È soddisfatto degli interventi messi in atto dal governo con il decreto “cura-Italia”? Quali ulteriori proposte suggerirebbe al Governo nelle azioni da compiersi per salvaguardare il nostro Paese?

Aspettiamo la ratifica e la promulgazione sulla Gazzetta Ufficiale, se questo accadrà, allora il futuro lo vedrò meno nero di quello che potrebbe essere.

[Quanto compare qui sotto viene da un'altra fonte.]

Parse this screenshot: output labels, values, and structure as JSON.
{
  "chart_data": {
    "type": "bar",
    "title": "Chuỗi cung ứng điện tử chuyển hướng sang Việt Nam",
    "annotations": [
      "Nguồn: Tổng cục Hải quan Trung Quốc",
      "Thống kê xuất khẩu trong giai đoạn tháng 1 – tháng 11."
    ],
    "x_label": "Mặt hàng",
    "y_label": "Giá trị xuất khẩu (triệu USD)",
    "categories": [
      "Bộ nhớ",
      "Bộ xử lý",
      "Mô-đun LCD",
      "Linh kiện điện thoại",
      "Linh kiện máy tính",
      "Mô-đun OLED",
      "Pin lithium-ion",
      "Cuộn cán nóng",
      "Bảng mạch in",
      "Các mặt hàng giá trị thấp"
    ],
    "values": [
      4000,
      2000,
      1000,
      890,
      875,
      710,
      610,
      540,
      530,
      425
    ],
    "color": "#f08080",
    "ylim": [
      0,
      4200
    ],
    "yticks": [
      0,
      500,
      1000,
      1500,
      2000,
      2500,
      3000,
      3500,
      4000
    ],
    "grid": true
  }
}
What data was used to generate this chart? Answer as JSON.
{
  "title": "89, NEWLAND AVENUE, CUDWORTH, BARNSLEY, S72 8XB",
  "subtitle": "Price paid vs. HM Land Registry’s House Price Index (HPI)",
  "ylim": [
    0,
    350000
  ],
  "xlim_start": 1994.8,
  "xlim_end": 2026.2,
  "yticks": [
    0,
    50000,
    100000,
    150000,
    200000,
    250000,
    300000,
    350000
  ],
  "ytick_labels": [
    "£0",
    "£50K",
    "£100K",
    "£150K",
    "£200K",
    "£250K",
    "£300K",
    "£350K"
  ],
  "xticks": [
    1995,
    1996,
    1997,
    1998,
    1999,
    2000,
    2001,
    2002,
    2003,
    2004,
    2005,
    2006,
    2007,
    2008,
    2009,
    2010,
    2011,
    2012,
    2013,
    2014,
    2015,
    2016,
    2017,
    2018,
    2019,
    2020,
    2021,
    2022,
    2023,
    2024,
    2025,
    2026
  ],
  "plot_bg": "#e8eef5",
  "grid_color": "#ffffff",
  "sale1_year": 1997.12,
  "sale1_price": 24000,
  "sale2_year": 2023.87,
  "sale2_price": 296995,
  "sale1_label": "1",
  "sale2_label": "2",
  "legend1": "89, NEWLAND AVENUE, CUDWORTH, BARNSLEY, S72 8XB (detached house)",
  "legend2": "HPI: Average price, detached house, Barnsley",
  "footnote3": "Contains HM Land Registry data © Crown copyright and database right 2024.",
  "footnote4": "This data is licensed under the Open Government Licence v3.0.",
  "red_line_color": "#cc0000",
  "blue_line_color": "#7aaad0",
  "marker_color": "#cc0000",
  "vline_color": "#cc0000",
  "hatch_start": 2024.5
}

Certo, questa non è una cosa che si risolverà in pochi giorni, io personalmente credo che, in parte, potrà riprendersi per giugno, non prima, quindi se questi decreti ci copriranno fino ad allora, credo che andrà bene. Certo ne usciremo con le ossa rotte, qualcuno non ce la farà, ma questa è una guerra, sopravviveranno solo i più preparati e forti.

Ed ora lo Chef… Vogliamo salutare tutti gli ammiratori della Sua cucina ed i lettori di Condivisione Democratica con un messaggio di fiducia e speranza. Con quale piatto riabbraccerà i Suoi clienti?

Ma certo che voglio salutare tutti i miei ammiratori e i lettori di Condivisione Democratica, e lo voglio fare con una frase di Eraclito: Panta rei. Tutto passa, il bene ed il male. Con che piatto li accoglierò? Ma con un meraviglioso, spaghetto della Martelli, alla “gricia”. Coraggio, siamo italiani, ce la faremo!